The engine internals (createDocument, lint, query, validateRuleset, parseWithPointers, createFixPlugin, DiagnosticSeverity, and the rule/diagnostic types) are re-exported from the package root for advanced use.


OpenAPI ruleset

The core package is format-agnostic, but OpenAPI is common enough to ship a ready-made preset. It lives at the @amritk/lint/rules/openapi subpath — a self-contained layer on top of the engine that adds no dependencies beyond what @amritk/lint already uses.

import { lint } from '@amritk/lint'
import { createOpenApiRuleset } from '@amritk/lint/rules/openapi'

// Defaults to `extends: [oas]` (recommended rules only, like `spectral:oas`).
const ruleset = createOpenApiRuleset()
const findings = await lint(spec, { ruleset })

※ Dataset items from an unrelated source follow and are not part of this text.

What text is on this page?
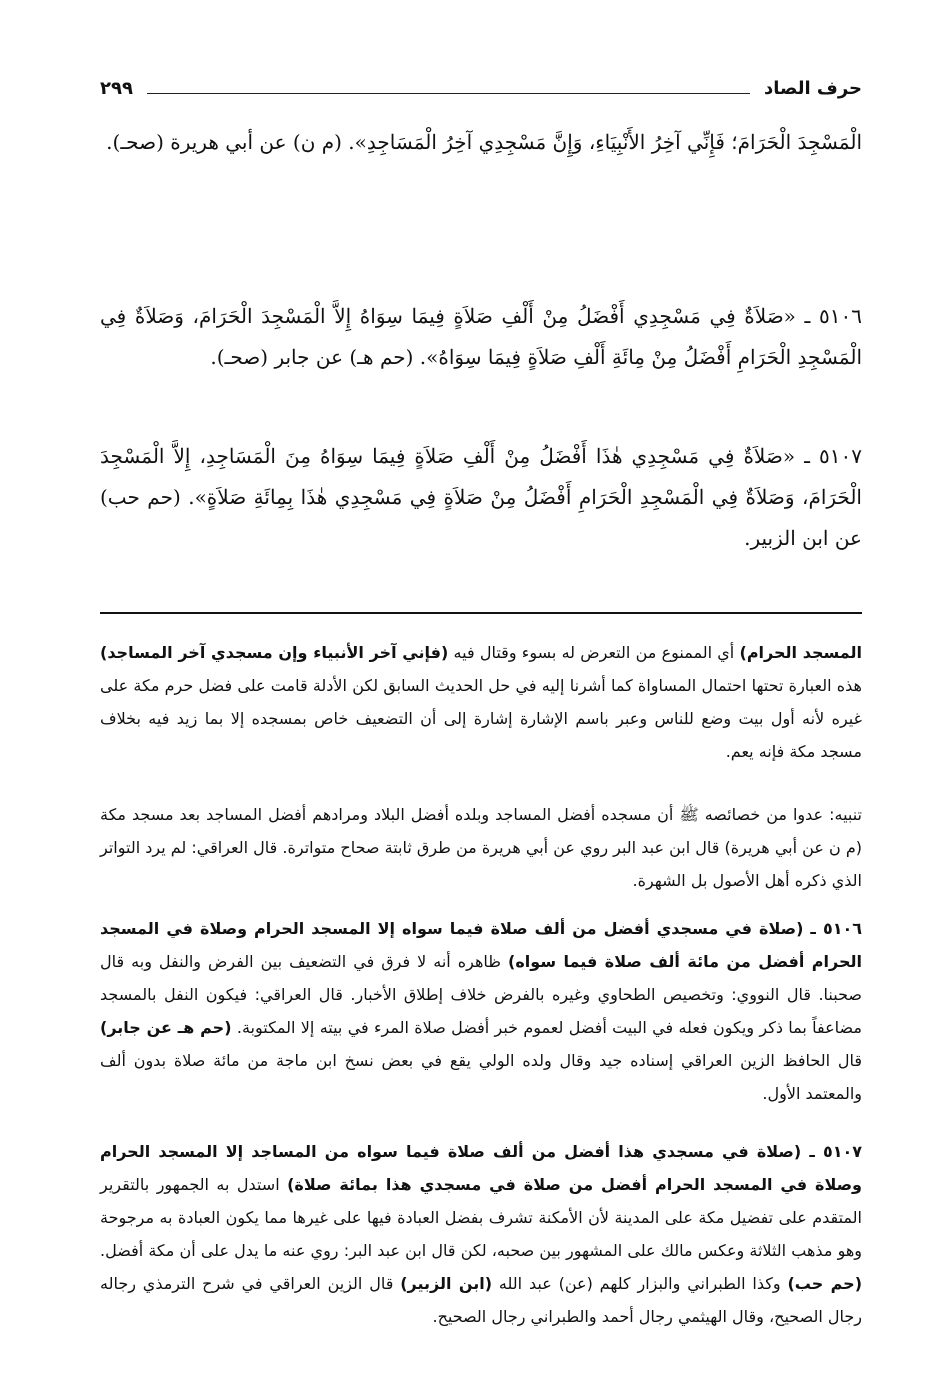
حرف الصاد
٢٩٩

الْمَسْجِدَ الْحَرَامَ؛ فَإِنِّي آخِرُ الأَنْبِيَاءِ، وَإِنَّ مَسْجِدِي آخِرُ الْمَسَاجِدِ». (م ن) عن أبي هريرة (صحـ).

٥١٠٦ ـ «صَلاَةٌ فِي مَسْجِدِي أَفْضَلُ مِنْ أَلْفِ صَلاَةٍ فِيمَا سِوَاهُ إِلاَّ الْمَسْجِدَ الْحَرَامَ، وَصَلاَةٌ فِي الْمَسْجِدِ الْحَرَامِ أَفْضَلُ مِنْ مِائَةِ أَلْفِ صَلاَةٍ فِيمَا سِوَاهُ». (حم هـ) عن جابر (صحـ).

٥١٠٧ ـ «صَلاَةٌ فِي مَسْجِدِي هٰذَا أَفْضَلُ مِنْ أَلْفِ صَلاَةٍ فِيمَا سِوَاهُ مِنَ الْمَسَاجِدِ، إِلاَّ الْمَسْجِدَ الْحَرَامَ، وَصَلاَةٌ فِي الْمَسْجِدِ الْحَرَامِ أَفْضَلُ مِنْ صَلاَةٍ فِي مَسْجِدِي هٰذَا بِمِائَةِ صَلاَةٍ». (حم حب) عن ابن الزبير.

المسجد الحرام) أي الممنوع من التعرض له بسوء وقتال فيه (فإني آخر الأنبياء وإن مسجدي آخر المساجد) هذه العبارة تحتها احتمال المساواة كما أشرنا إليه في حل الحديث السابق لكن الأدلة قامت على فضل حرم مكة على غيره لأنه أول بيت وضع للناس وعبر باسم الإشارة إشارة إلى أن التضعيف خاص بمسجده إلا بما زيد فيه بخلاف مسجد مكة فإنه يعم.

تنبيه: عدوا من خصائصه ﷺ أن مسجده أفضل المساجد وبلده أفضل البلاد ومرادهم أفضل المساجد بعد مسجد مكة (م ن عن أبي هريرة) قال ابن عبد البر روي عن أبي هريرة من طرق ثابتة صحاح متواترة. قال العراقي: لم يرد التواتر الذي ذكره أهل الأصول بل الشهرة.

٥١٠٦ ـ (صلاة في مسجدي أفضل من ألف صلاة فيما سواه إلا المسجد الحرام وصلاة في المسجد الحرام أفضل من مائة ألف صلاة فيما سواه) ظاهره أنه لا فرق في التضعيف بين الفرض والنفل وبه قال صحبنا. قال النووي: وتخصيص الطحاوي وغيره بالفرض خلاف إطلاق الأخبار. قال العراقي: فيكون النفل بالمسجد مضاعفاً بما ذكر ويكون فعله في البيت أفضل لعموم خبر أفضل صلاة المرء في بيته إلا المكتوبة. (حم هـ عن جابر) قال الحافظ الزين العراقي إسناده جيد وقال ولده الولي يقع في بعض نسخ ابن ماجة من مائة صلاة بدون ألف والمعتمد الأول.

٥١٠٧ ـ (صلاة في مسجدي هذا أفضل من ألف صلاة فيما سواه من المساجد إلا المسجد الحرام وصلاة في المسجد الحرام أفضل من صلاة في مسجدي هذا بمائة صلاة) استدل به الجمهور بالتقرير المتقدم على تفضيل مكة على المدينة لأن الأمكنة تشرف بفضل العبادة فيها على غيرها مما يكون العبادة به مرجوحة وهو مذهب الثلاثة وعكس مالك على المشهور بين صحبه، لكن قال ابن عبد البر: روي عنه ما يدل على أن مكة أفضل. (حم حب) وكذا الطبراني والبزار كلهم (عن) عبد الله (ابن الزبير) قال الزين العراقي في شرح الترمذي رجاله رجال الصحيح، وقال الهيثمي رجال أحمد والطبراني رجال الصحيح.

createOpenApiRuleset(definition?, basePath?) builds a runnable Ruleset with the OpenAPI functions and format detectors layered over the built-ins, and with extends resolution that understands the oas / loupe:oas / spectral:oas names (the last two accepted so existing Spectral-style rulesets extend unchanged). Enable every rule with createOpenApiRuleset({ extends: [['oas', 'all']] }), or pass your own definition to override severities, add rules, or point extends at a file/npm package.

| Export | What it does | | --- | --- | | createOpenApiRuleset(definition?, basePath?) | Build a runnable OpenAPI Ruleset (functions + formats + extends resolution). | | resolveOpenApiRuleset(name, basePath?) | Resolve an extends reference, including the oas / loupe:oas / spectral:oas names. | | oas | The built-in OpenAPI ruleset definition. | | oasFunctions / allFunctions | The OpenAPI-specific functions; allFunctions = built-ins + OpenAPI. | | oasFormats | OpenAPI version detectors (oas2, oas3, oas3.0, oas3.1, oas3.2). | | oasFixers | Auto-fixers for the mechanically-repairable OpenAPI rules (pass to fixDocument). | | loadOasSchema(version) | Lazily load one OpenAPI version's official structural meta-schema ('2.0' / '3.0' / '3.1' / '3.2'), vendored as raw .json from spec.openapis.org (3.0/3.1/3.2 verbatim; 2.0 with its external draft-04 metaschema refs inlined). See schemas/README.md. |

The structural rules validate against the official spec.openapis.org meta-schemas, vendored as raw .json (schemas/). 3.0/3.1/3.2 are byte-for-byte verbatim; only 2.0 differs (its external draft-04 metaschema refs are inlined, since the offline interpreter never fetches remote refs). OpenAPI 3.1/3.2 express Schema Objects as JSON Schema 2020-12 via a local $dynamicRef/$dynamicAnchor, which @amritk/runtime-validators resolves natively — so the whole document envelope is validated against the official schema with no bundling or dialect engine, while Schema Object internals stay permissive.

$ref resolution stays the caller's job: the preset doesn't pull in a resolver, so for rules that need the dereferenced document (resolved: true) pass a resolve function to the core lintWithResult (for example wrapping @amritk/resolve-refs). The mjst lint CLI already wires one up.